In order to distinguish between reconstructions, we defined the tension metric as follows:

$$T\left(z\right)=\frac{|f{\sigma }_8^{rec}\left(z\right)-f{\sigma }_8^{\Lambda \mathrm{CDM}}\left(z\right)|}{\sqrt{{\sigma }_{\mathrm{rec}}^2\left(z\right)+{\sigma }_{\Lambda \mathrm{CDM}}^2\left(z\right)}},$$

(13)

where $f{\sigma }_8^{rec}\left(z\right)$ and $f{\sigma }_8^{\Lambda \mathrm{CDM}}\left(z\right)$ are the mean values of the reconstructions and $\Lambda \mathrm{CDM}$, respectively. ${\sigma }_{\mathrm{rec}\left(z\right)}$ and ${\sigma }_{\Lambda \mathrm{CDM}\left(z\right)}$ are the $1\sigma$ statistical uncertainties. Notice that Equation (13) quantifies the difference in standard deviations between the reconstructions and $\Lambda \mathrm{CDM}$.

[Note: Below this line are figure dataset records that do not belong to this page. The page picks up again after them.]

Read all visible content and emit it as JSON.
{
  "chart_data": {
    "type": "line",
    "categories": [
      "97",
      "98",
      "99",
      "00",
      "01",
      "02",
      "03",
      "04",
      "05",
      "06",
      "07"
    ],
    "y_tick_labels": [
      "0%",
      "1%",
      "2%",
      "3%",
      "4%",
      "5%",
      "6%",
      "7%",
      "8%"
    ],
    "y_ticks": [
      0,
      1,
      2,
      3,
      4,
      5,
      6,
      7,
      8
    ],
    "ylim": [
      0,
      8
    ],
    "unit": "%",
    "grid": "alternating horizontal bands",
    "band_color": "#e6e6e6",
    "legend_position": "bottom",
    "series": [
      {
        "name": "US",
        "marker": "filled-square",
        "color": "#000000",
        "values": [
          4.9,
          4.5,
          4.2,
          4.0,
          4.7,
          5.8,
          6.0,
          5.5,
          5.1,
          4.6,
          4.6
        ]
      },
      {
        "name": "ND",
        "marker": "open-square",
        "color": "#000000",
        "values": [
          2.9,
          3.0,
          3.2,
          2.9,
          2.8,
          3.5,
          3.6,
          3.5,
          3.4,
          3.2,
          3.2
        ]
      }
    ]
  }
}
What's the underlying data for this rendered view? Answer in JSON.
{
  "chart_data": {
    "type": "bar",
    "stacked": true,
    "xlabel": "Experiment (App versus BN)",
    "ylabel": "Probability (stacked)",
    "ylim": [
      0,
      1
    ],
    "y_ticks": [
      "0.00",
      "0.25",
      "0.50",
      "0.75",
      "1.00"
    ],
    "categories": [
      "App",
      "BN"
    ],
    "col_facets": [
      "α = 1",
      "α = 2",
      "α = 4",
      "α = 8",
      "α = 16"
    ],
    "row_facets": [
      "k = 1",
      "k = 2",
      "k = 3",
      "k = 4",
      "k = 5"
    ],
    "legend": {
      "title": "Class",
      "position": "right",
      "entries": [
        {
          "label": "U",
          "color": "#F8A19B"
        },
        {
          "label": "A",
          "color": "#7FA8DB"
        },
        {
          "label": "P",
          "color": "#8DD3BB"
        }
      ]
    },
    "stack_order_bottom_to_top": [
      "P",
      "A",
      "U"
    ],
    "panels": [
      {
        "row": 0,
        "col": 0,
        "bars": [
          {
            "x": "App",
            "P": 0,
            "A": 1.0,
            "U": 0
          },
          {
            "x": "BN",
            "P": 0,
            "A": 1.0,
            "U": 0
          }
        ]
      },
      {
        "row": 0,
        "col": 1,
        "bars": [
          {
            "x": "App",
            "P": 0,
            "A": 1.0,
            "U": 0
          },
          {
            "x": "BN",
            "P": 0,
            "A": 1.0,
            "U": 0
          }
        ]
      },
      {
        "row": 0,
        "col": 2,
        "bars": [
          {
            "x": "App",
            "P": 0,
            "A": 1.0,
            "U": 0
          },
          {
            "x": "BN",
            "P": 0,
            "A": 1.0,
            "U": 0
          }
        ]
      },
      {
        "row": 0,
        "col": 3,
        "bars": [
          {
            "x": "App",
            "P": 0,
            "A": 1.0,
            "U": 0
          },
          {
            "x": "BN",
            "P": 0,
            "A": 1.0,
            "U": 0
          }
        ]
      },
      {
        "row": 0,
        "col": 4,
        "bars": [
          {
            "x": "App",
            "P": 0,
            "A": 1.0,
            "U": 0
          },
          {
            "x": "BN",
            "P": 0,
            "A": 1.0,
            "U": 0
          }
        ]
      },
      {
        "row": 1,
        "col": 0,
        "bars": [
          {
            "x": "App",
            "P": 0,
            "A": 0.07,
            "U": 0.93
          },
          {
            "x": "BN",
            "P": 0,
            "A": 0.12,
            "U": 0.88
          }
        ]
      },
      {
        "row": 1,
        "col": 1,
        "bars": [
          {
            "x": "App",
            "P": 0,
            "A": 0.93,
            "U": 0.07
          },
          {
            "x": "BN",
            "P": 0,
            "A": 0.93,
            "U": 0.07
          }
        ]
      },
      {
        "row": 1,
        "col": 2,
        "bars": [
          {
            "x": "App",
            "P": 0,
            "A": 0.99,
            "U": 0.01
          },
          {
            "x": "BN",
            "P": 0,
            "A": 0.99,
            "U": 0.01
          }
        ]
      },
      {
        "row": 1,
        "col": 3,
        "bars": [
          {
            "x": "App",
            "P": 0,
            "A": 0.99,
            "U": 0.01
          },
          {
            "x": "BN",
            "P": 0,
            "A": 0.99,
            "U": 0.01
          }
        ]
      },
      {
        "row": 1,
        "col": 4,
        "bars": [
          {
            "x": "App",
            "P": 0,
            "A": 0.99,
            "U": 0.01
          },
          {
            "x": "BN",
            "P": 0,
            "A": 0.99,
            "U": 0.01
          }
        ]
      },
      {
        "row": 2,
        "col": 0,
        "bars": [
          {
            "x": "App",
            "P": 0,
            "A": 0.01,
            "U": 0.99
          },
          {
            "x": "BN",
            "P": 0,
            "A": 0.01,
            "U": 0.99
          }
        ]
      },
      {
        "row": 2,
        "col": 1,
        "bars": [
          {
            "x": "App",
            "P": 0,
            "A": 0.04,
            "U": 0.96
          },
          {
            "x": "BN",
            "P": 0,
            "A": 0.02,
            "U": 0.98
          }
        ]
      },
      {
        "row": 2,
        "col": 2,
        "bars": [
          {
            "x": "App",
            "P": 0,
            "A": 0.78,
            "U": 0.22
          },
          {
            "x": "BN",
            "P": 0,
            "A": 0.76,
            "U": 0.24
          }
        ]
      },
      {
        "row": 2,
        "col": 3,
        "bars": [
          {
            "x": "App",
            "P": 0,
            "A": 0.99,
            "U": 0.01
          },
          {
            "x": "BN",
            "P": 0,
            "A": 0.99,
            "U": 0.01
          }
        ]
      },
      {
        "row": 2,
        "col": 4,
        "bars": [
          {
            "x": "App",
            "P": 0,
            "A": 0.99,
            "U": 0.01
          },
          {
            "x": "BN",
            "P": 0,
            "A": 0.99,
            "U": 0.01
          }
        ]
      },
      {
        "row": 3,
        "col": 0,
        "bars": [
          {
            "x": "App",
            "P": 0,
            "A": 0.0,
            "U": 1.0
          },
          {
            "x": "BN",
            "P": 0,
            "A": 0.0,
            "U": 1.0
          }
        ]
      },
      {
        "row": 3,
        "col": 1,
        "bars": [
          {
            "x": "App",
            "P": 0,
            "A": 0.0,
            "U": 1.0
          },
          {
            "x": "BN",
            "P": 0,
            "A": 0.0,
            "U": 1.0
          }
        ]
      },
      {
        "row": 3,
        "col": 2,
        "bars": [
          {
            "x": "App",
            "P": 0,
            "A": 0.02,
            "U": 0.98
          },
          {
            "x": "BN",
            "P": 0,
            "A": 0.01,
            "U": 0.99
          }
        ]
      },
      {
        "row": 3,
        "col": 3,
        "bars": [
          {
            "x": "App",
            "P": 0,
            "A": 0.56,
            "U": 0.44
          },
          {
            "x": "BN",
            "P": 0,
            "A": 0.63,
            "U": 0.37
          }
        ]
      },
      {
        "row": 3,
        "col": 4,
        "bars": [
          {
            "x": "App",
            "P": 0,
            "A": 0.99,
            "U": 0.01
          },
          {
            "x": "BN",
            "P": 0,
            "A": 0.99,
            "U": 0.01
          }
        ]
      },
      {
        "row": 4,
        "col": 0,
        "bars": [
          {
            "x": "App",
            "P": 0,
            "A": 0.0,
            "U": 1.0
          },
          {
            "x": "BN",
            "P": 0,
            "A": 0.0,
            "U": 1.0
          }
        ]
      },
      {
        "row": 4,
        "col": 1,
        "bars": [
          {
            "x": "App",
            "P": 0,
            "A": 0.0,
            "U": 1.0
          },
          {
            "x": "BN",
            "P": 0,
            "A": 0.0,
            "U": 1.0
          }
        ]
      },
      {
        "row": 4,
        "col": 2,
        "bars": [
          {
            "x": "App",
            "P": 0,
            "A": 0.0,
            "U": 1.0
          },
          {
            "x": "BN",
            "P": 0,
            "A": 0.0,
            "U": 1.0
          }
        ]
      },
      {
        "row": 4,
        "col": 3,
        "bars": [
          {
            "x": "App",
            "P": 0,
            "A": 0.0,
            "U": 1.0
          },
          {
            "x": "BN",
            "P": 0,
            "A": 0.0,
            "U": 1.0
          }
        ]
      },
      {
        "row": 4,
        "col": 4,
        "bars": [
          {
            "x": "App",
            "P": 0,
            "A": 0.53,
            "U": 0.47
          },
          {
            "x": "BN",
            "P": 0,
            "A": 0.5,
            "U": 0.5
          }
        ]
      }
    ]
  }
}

From Table 3 and Table 4, we can notice that for both kernels the tension for all methods is of the order of 2$\sigma$ in the observable redshift region. The mean value of the reconstructions obtained through the different methods represent $1\%$ of its total value.

Table 3. Comparison between the different methods analyzed in this work and $\Lambda$CDM. The first column shows the method used to estimate the value of the hyperparameters of the Matérn 3/2 kernel. The second column shows the redshift where Equation (13) reaches its maximum; the third column shows the value of $T\left(z\right)$ reached at that redshift and the fourth column shows the result of integrating $T\left(z\right)$ in the redshift range where the reconstructions were performed.

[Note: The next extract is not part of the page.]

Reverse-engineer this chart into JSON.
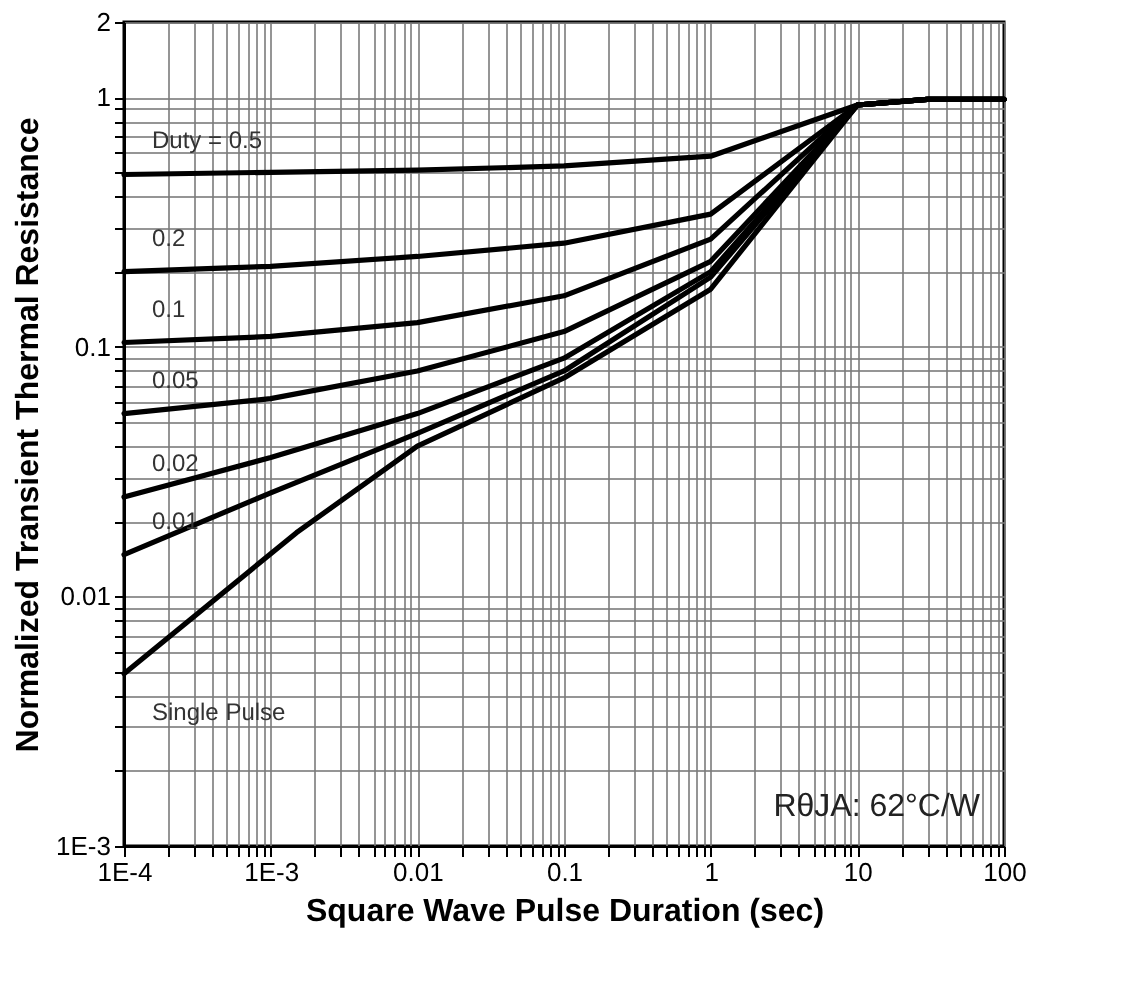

Method	Redshift of Maximum Difference	Maximum Difference	Total Difference
Mean	0.30	2.09	1.95
Mode	0.31	2.15	2.00
MLS	0.31	2.13	1.99

Table 4. Comparison between the different methods analyzed in this work and $\Lambda$CDM. The descriptions of the columns are the same as the ones reported in Table 3 but for the Matérn 5/2 kernel.

Method	Redshift of Maximum Difference	Maximum Difference	Total Difference
Mean	0.3	2.18	2.12
Mode	0.3	2.17	2.06
MLS	0.3	2.19	2.12

Additionally, to test the performance of each model describing by the observations, we estimated the chi-square statistics as follows

$$\begin{array}{c}\hfill \Delta f{\sigma }_8{\mid }_i=f{\sigma }_{8_{\mathrm{obs}}}\left(z_i\right)-f{\sigma }_{8_{\mathrm{recons}}}\left(z_i\right),\end{array}$$

(14)

$$\begin{array}{c}\hfill {\chi }^2=\Delta f{\sigma }_8^T·C^{-1}·\Delta f{\sigma }_8,\end{array}$$

(15)

with $C^{-1}$ the inverse of the covariance matrix of the data. The results are shown in Table 5 and Table 6. With these results and with those obtained using the $T\left(z\right)$ function, we conclude that there is no statistically significant difference between $\Lambda$CDM and the reconstructions presented here (see Table 5 and Table 6).

Table 5. ${\chi }^2$-statistics over the number of degrees of freedom for $\Lambda$CDM and the different reconstructions obtained using the kernel Matérn 3/2.

Method	${\mathit{\chi }}^2$
$\Lambda$CDM	0.85
Mean	0.77
Mode	0.78
MLS	0.77

Table 6. ${\chi }^2$-statistics over the number of degrees of freedom ($N=28$) for the different reconstructions obtained using the kernel Matérn 5/2.

Method	${\mathit{\chi }}^2$
Mean	0.78
Mode	0.77
MLS	0.78

2. Conclusions

In this Article, we reconstructed the $f{\sigma }_8$ observations using two different kernels and three different methods to obtain the value of the hyperparameters. The tension between $\Lambda$CDM and the reconstructions did not give values above 2.2$\sigma$. We showed that choosing different kernels led to differences of the order of ∼0.1$\sigma$ in the value of the tension. Furthermore, we also showed that the change in the value of the tension obtained with different methods (with the kernel fixed) was also of the order of $0.1\sigma$. Therefore, we conclude that there is no significant statistical difference between the predictions given for $f{\sigma }_8\left(z\right)$ by $\Lambda$CDM with Planck 2018 parameters and those given by the reconstructions, since the maximum tension between both was below $2.2\sigma$.